It is important to note that there are several methodological limitations of this study to consider. The data are cross sectional, which limits the ability to assess the degree of change that may occur across the HF disease trajectory. The current study collected the number of co-morbid conditions but did not specify the type of co-morbid conditions; therefore, differences in co-morbidities such as hypertension, hypercholesterolemia, coronary artery disease could not be compared between the groups. The current study utilized published norms (Randolph, 1998) to determine the prevalence of impairment; however, this may limit the generalizability of the findings. Data in the current study were collected in the Midwest; therefore, ethnicity of the sample is limited to Caucasians.
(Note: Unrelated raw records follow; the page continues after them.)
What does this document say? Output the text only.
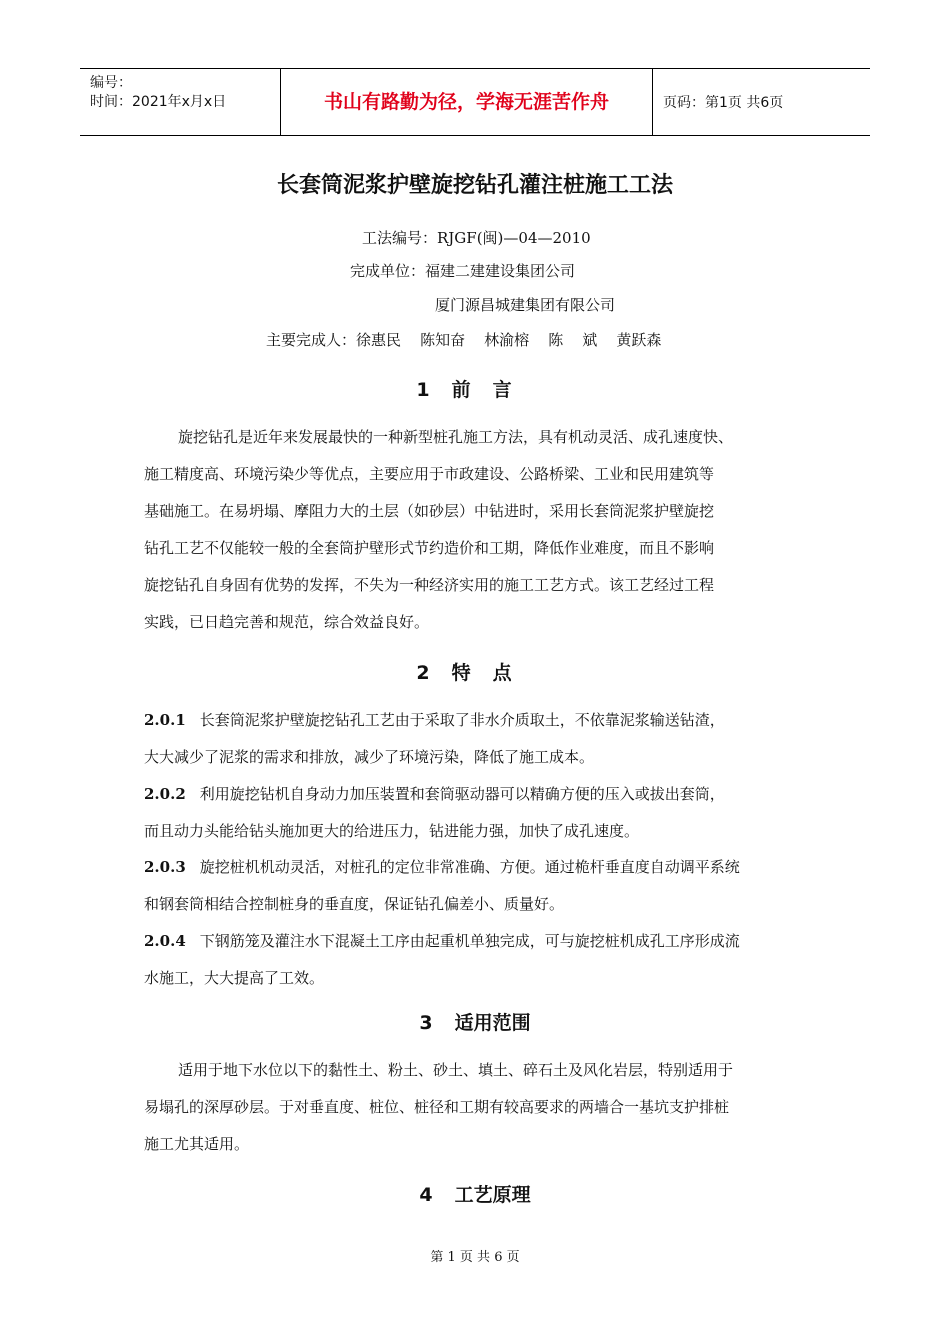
编号：
时间：2021年x月x日	书山有路勤为径，学海无涯苦作舟	页码：第1页 共6页
长套筒泥浆护壁旋挖钻孔灌注桩施工工法
工法编号：RJGF(闽)—04—2010
完成单位：福建二建建设集团公司
厦门源昌城建集团有限公司
主要完成人：徐惠民    陈知奋    林渝榕    陈    斌    黄跃森
1 前言
旋挖钻孔是近年来发展最快的一种新型桩孔施工方法，具有机动灵活、成孔速度快、
施工精度高、环境污染少等优点，主要应用于市政建设、公路桥梁、工业和民用建筑等
基础施工。在易坍塌、摩阻力大的土层（如砂层）中钻进时，采用长套筒泥浆护壁旋挖
钻孔工艺不仅能较一般的全套筒护壁形式节约造价和工期，降低作业难度，而且不影响
旋挖钻孔自身固有优势的发挥，不失为一种经济实用的施工工艺方式。该工艺经过工程
实践，已日趋完善和规范，综合效益良好。
2 特点
2.0.1 长套筒泥浆护壁旋挖钻孔工艺由于采取了非水介质取土，不依靠泥浆输送钻渣，
大大减少了泥浆的需求和排放，减少了环境污染，降低了施工成本。
2.0.2 利用旋挖钻机自身动力加压装置和套筒驱动器可以精确方便的压入或拔出套筒，
而且动力头能给钻头施加更大的给进压力，钻进能力强，加快了成孔速度。
2.0.3 旋挖桩机机动灵活，对桩孔的定位非常准确、方便。通过桅杆垂直度自动调平系统
和钢套筒相结合控制桩身的垂直度，保证钻孔偏差小、质量好。
2.0.4 下钢筋笼及灌注水下混凝土工序由起重机单独完成，可与旋挖桩机成孔工序形成流
水施工，大大提高了工效。
3 适用范围
适用于地下水位以下的黏性土、粉土、砂土、填土、碎石土及风化岩层，特别适用于
易塌孔的深厚砂层。于对垂直度、桩位、桩径和工期有较高要求的两墙合一基坑支护排桩
施工尤其适用。
4 工艺原理
第 1 页 共 6 页
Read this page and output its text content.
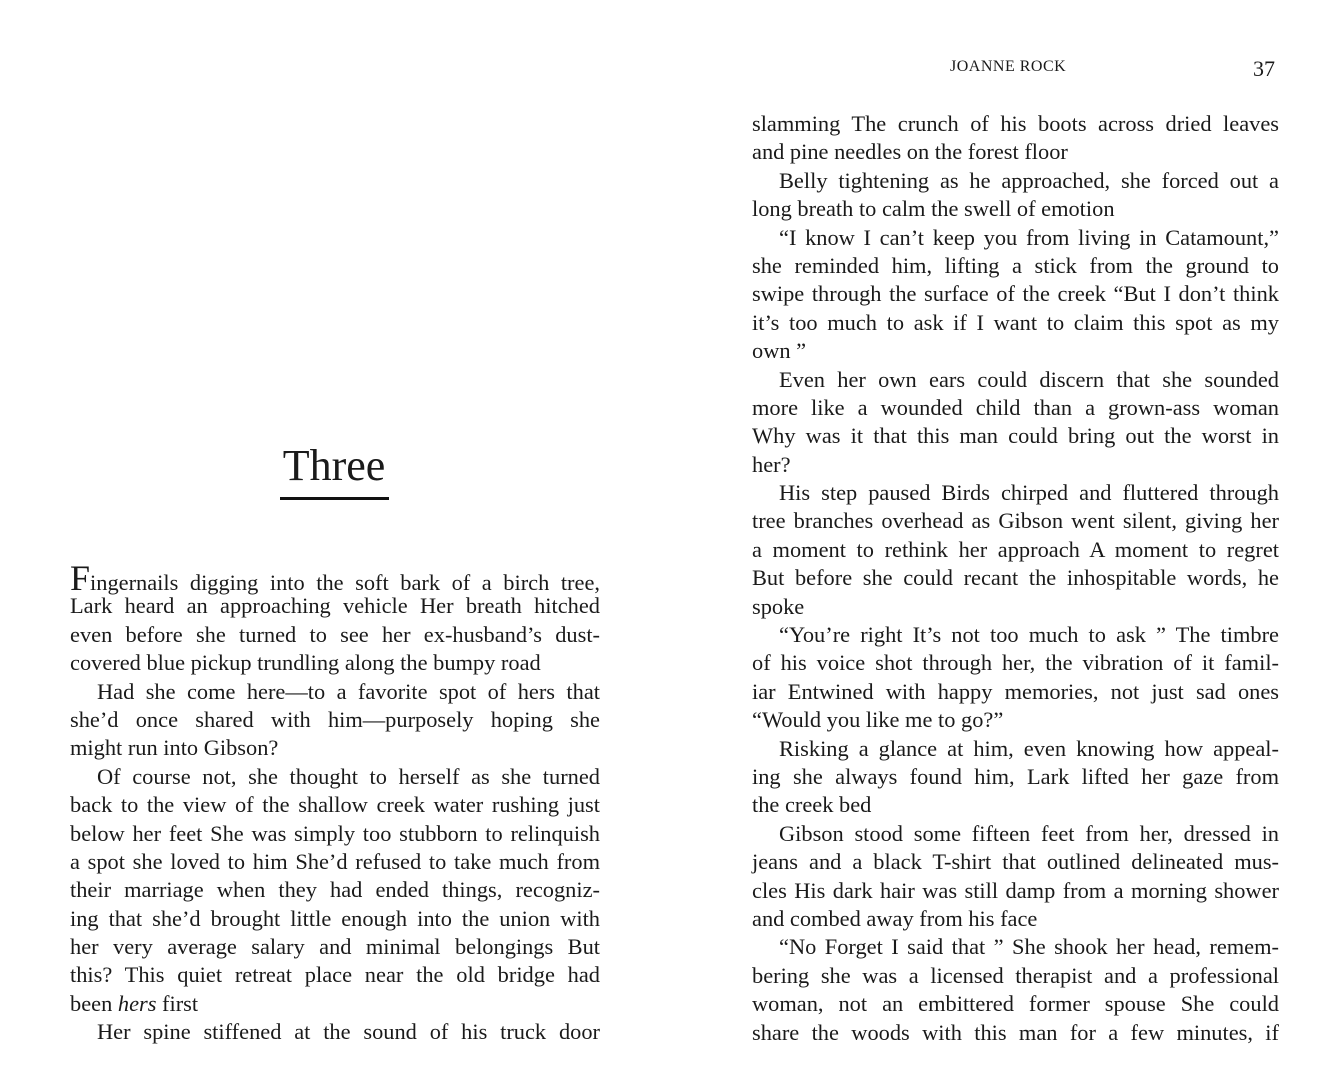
Three
Fingernails digging into the soft bark of a birch tree,
Lark heard an approaching vehicle Her breath hitched
even before she turned to see her ex-husband’s dust-
covered blue pickup trundling along the bumpy road
Had she come here—to a favorite spot of hers that
she’d once shared with him—purposely hoping she
might run into Gibson?
Of course not, she thought to herself as she turned
back to the view of the shallow creek water rushing just
below her feet She was simply too stubborn to relinquish
a spot she loved to him She’d refused to take much from
their marriage when they had ended things, recogniz-
ing that she’d brought little enough into the union with
her very average salary and minimal belongings But
this? This quiet retreat place near the old bridge had
been hers first
Her spine stiffened at the sound of his truck door

JOANNE ROCK	37

slamming The crunch of his boots across dried leaves
and pine needles on the forest floor
Belly tightening as he approached, she forced out a
long breath to calm the swell of emotion
“I know I can’t keep you from living in Catamount,”
she reminded him, lifting a stick from the ground to
swipe through the surface of the creek “But I don’t think
it’s too much to ask if I want to claim this spot as my
own ”
Even her own ears could discern that she sounded
more like a wounded child than a grown-ass woman
Why was it that this man could bring out the worst in
her?
His step paused Birds chirped and fluttered through
tree branches overhead as Gibson went silent, giving her
a moment to rethink her approach A moment to regret
But before she could recant the inhospitable words, he
spoke
“You’re right It’s not too much to ask ” The timbre
of his voice shot through her, the vibration of it famil-
iar Entwined with happy memories, not just sad ones
“Would you like me to go?”
Risking a glance at him, even knowing how appeal-
ing she always found him, Lark lifted her gaze from
the creek bed
Gibson stood some fifteen feet from her, dressed in
jeans and a black T-shirt that outlined delineated mus-
cles His dark hair was still damp from a morning shower
and combed away from his face
“No Forget I said that ” She shook her head, remem-
bering she was a licensed therapist and a professional
woman, not an embittered former spouse She could
share the woods with this man for a few minutes, if
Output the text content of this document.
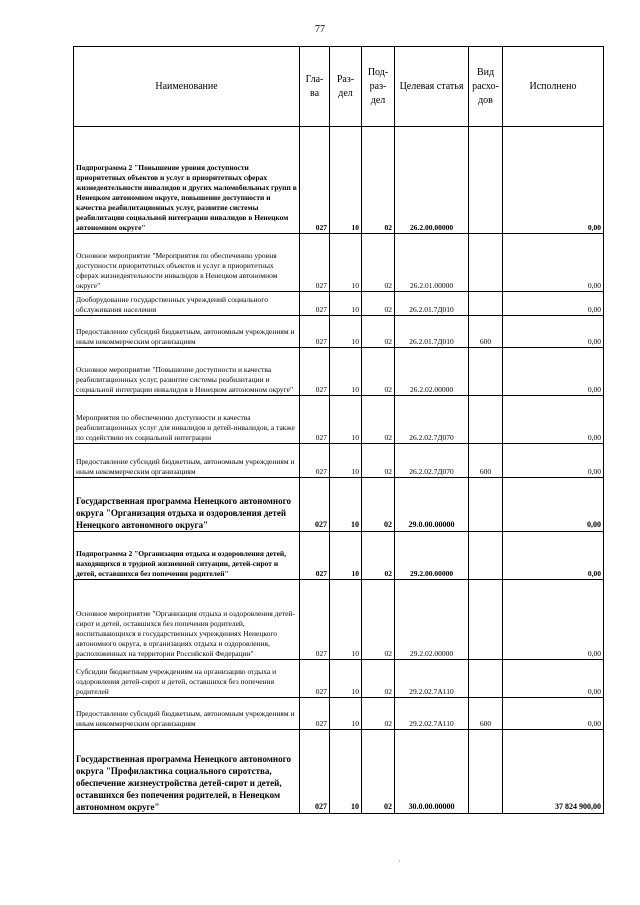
77
Наименование	Гла-ва	Раз-дел	Под-раз-дел	Целевая статья	Вид расхо-дов	Исполнено
Подпрограмма 2 "Повышение уровня доступности приоритетных объектов и услуг в приоритетных сферах жизнедеятельности инвалидов и других маломобильных групп в Ненецком автономном округе, повышение доступности и качества реабилитационных услуг, развитие системы реабилитации социальной интеграции инвалидов в Ненецком автономном округе"	027	10	02	26.2.00.00000		0,00
Основное мероприятие "Мероприятия по обеспечению уровня доступности приоритетных объектов и услуг в приоритетных сферах жизнедеятельности инвалидов в Ненецком автономном округе"	027	10	02	26.2.01.00000		0,00
Дооборудование государственных учреждений социального обслуживания населения	027	10	02	26.2.01.7Д010		0,00
Предоставление субсидий бюджетным, автономным учреждениям и иным некоммерческим организациям	027	10	02	26.2.01.7Д010	600	0,00
Основное мероприятие "Повышение доступности и качества реабилитационных услуг, развитие системы реабилитации и социальной интеграции инвалидов в Ненецком автономном округе"	027	10	02	26.2.02.00000		0,00
Мероприятия по обеспечению доступности и качества реабилитационных услуг для инвалидов и детей-инвалидов, а также по содействию их социальной интеграции	027	10	02	26.2.02.7Д070		0,00
Предоставление субсидий бюджетным, автономным учреждениям и иным некоммерческим организациям	027	10	02	26.2.02.7Д070	600	0,00
Государственная программа Ненецкого автономного округа "Организация отдыха и оздоровления детей Ненецкого автономного округа"	027	10	02	29.0.00.00000		0,00
Подпрограмма 2 "Организация отдыха и оздоровления детей, находящихся в трудной жизненной ситуации, детей-сирот и детей, оставшихся без попечения родителей"	027	10	02	29.2.00.00000		0,00
Основное мероприятие "Организация отдыха и оздоровления детей-сирот и детей, оставшихся без попечения родителей, воспитывающихся в государственных учреждениях Ненецкого автономного округа, в организациях отдыха и оздоровления, расположенных на территории Российской Федерации"	027	10	02	29.2.02.00000		0,00
Субсидии бюджетным учреждениям на организацию отдыха и оздоровления детей-сирот и детей, оставшихся без попечения родителей	027	10	02	29.2.02.7А110		0,00
Предоставление субсидий бюджетным, автономным учреждениям и иным некоммерческим организациям	027	10	02	29.2.02.7А110	600	0,00
Государственная программа Ненецкого автономного округа "Профилактика социального сиротства, обеспечение жизнеустройства детей-сирот и детей, оставшихся без попечения родителей, в Ненецком автономном округе"	027	10	02	30.0.00.00000		37 824 900,00
·
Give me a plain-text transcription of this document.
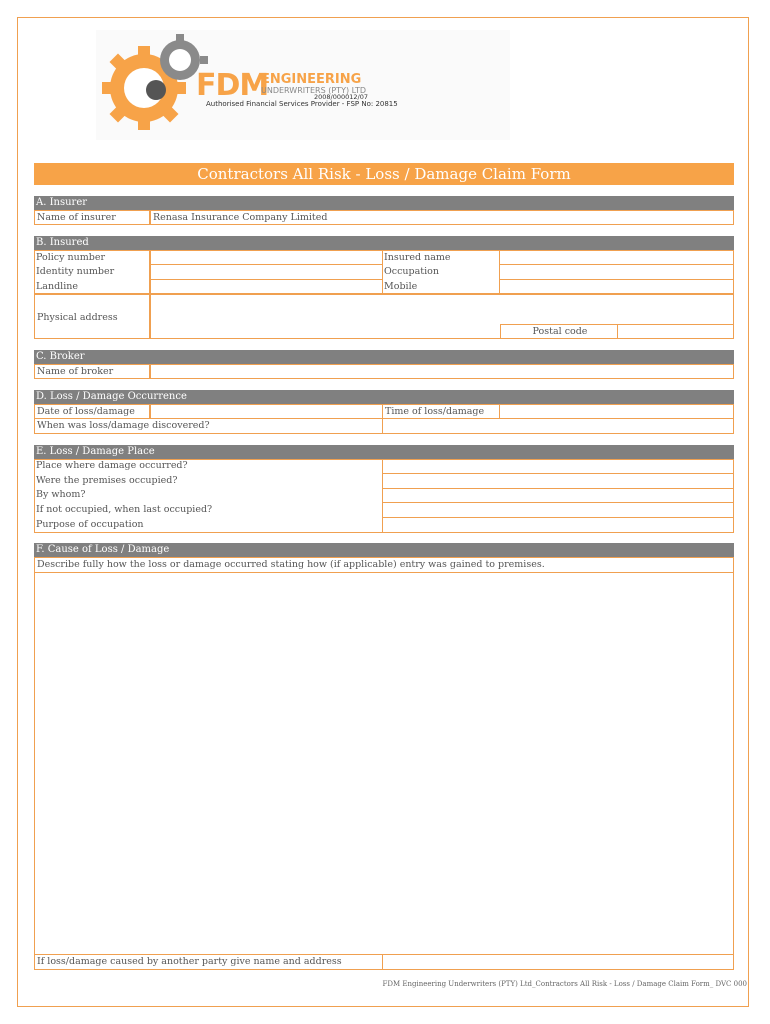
FDM
ENGINEERING
UNDERWRITERS (PTY) LTD
2008/000012/07
Authorised Financial Services Provider - FSP No: 20815
Contractors All Risk - Loss / Damage Claim Form
A. Insurer
Name of insurer	Renasa Insurance Company Limited
B. Insured
Policy number
Identity number
Landline
Insured name
Occupation
Mobile
Physical address
Postal code
C. Broker
Name of broker
D. Loss / Damage Occurrence
Date of loss/damage	Time of loss/damage
When was loss/damage discovered?
E. Loss / Damage Place
Place where damage occurred?
Were the premises occupied?
By whom?
If not occupied, when last occupied?
Purpose of occupation
F. Cause of Loss / Damage
Describe fully how the loss or damage occurred stating how (if applicable) entry was gained to premises.
If loss/damage caused by another party give name and address
FDM Engineering Underwriters (PTY) Ltd_Contractors All Risk - Loss / Damage Claim Form_ DVC 000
No measure of premorbid intellect was obtained, so it is difficult to examine the impact of premorbid intelligence on neuropsychological scores in this sample. Although we excluded patients with current psychiatric illness, we did not conduct a clinical psychiatric assessment to account for the presence of major depression in this sample. Of note, there were no group differences on the PHQ-8.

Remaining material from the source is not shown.